In „Krebs ist kein Small Talk“ habe ich mich meinem Lebensthema gewidmet: dem Thema Kommunikation bei Krebs. Dem Schweigen, dem Tabu und dem Small Talk, dem ich immer wieder begegnet bin, wenn einer Krebserkrankung im Raum stand. Mit meinem Buch bin ich auf die Reise gegangen, um erst einmal meine eigenen Kommunikationsmuster zu verstehen. Und gleichzeitig wollte ich es dabei nicht belassen, sondern Lösungen suchen, wie wir beim Thema Krebs Worte der Verbindung finden können. Viele Inspirationen habe ich dabei mit meinen Interviewgästen herausgearbeitet, die ihre Expertise mit mir geteilt haben: Medizinische und psychologische Fachexperten, die Nachbarin von nebenan im palliativen Stadium und mein Mann, der als Angehörige Gedanken mit mir geteilt hat, die ich selbst noch nicht kannte. Und zu guter Letzt bringe ich auch noch einige Impulse aus der Gewaltfreien Kommunikation nach Rosenberg mit ins Buch, die für mich viele Fragen beantwortet hat.

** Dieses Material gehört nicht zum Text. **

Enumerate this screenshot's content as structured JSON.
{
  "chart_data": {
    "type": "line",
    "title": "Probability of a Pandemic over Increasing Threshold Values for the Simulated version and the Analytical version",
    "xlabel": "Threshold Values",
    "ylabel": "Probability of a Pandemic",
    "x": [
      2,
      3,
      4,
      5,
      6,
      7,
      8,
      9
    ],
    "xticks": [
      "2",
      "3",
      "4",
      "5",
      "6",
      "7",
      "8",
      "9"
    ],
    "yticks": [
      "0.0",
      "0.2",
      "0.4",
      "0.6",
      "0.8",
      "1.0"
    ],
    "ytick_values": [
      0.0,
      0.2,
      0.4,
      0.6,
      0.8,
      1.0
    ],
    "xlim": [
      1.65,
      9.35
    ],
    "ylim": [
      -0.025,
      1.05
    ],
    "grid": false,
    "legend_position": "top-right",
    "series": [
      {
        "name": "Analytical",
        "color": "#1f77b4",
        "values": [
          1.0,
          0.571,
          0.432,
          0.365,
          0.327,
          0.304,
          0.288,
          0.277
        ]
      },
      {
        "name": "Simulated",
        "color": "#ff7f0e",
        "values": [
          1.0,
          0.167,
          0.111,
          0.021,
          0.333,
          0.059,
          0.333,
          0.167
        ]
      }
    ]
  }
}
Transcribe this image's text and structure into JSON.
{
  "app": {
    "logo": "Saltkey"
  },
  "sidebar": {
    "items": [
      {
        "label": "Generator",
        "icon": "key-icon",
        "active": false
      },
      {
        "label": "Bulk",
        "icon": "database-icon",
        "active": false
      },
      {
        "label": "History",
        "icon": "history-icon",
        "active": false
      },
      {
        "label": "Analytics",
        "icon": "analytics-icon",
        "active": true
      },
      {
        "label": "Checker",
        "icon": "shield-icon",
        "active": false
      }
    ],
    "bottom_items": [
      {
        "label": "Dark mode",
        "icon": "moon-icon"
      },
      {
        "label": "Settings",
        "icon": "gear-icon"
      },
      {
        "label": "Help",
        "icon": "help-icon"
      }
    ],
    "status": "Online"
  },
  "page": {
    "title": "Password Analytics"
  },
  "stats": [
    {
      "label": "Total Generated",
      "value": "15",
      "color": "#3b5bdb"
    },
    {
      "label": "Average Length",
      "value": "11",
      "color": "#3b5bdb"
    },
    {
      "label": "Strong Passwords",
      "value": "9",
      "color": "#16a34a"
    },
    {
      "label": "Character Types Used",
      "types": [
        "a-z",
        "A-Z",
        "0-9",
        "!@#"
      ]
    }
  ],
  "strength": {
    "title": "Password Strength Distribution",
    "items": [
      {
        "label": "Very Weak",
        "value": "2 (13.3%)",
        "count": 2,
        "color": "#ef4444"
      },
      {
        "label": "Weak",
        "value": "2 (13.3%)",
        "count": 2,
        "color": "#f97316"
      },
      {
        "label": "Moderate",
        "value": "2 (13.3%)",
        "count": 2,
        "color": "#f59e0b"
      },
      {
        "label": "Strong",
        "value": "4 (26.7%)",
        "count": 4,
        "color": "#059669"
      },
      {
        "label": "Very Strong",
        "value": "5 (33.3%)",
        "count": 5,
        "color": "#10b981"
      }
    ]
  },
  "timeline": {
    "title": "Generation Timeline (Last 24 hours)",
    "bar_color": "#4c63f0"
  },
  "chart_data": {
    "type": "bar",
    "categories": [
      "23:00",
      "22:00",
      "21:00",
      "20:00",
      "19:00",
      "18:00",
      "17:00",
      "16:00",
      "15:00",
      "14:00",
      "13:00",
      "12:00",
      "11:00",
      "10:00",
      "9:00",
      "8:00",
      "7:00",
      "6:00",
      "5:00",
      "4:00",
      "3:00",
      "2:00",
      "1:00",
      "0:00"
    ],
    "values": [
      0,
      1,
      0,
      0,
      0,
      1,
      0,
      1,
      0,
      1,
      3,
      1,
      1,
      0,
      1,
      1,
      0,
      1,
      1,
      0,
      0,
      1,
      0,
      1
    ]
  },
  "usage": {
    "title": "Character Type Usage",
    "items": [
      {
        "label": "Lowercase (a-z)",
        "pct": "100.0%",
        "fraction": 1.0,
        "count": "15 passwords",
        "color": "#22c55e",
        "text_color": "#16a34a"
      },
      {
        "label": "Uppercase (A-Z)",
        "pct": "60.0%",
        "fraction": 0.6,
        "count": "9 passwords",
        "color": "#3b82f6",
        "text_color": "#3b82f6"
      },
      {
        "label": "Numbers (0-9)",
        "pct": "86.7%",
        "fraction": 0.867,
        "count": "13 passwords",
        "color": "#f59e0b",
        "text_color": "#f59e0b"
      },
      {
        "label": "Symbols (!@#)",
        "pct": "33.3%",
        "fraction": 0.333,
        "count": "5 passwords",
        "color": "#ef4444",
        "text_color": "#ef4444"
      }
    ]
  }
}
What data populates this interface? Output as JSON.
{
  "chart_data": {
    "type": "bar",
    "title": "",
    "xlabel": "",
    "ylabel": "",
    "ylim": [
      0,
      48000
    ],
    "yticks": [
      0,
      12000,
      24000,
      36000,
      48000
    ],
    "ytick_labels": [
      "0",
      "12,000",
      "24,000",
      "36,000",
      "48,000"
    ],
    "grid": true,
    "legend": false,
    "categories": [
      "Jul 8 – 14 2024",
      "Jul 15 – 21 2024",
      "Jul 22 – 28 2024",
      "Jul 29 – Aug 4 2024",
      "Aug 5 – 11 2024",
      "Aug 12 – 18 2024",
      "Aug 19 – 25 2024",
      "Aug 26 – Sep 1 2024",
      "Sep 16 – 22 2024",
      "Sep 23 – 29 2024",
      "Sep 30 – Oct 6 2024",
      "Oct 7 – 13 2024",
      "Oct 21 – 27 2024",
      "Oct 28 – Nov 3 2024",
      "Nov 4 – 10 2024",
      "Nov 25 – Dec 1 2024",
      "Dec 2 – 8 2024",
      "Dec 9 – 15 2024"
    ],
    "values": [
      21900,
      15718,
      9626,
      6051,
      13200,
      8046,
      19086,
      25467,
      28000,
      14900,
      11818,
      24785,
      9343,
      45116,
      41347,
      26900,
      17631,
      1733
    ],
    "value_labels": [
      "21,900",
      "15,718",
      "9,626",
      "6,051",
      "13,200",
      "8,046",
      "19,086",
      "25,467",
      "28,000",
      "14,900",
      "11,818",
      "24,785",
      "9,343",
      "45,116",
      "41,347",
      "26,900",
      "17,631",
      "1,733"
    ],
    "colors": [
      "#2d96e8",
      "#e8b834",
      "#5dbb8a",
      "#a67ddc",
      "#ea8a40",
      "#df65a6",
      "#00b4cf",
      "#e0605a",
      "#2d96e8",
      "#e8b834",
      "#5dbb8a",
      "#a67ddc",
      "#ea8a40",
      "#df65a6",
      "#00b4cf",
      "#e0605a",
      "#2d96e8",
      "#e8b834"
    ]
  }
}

Mein Buch „Krebs ist kein Small Talk“ ist seit Anfang 2025 überall im Handel erhältlich und ich kann sagen, dass es das Buch ist, was ich schreiben musste, um zu heilen und meine vielen schmerzhaften Erfahrungen zum Thema Krebs loszulassen. Es hat lange gedauert. 13 Jahre, um genau zu sein. War es immer leicht? Nein, es hat mich häufig emotional mehr als herausgefordert. Hat es sich gelohnt? Definitiv ja. Denn mit meinem Buch haben ich nicht nur Abstand zwischen mich und meine Geschichte gebracht, sondern auch etwas geschaffen, was dem einen oder der anderen Leser vielleicht eine kleine Hilfestellung sein kann.
Und wenn dem so ist, dann hat es sich definitiv gelohnt.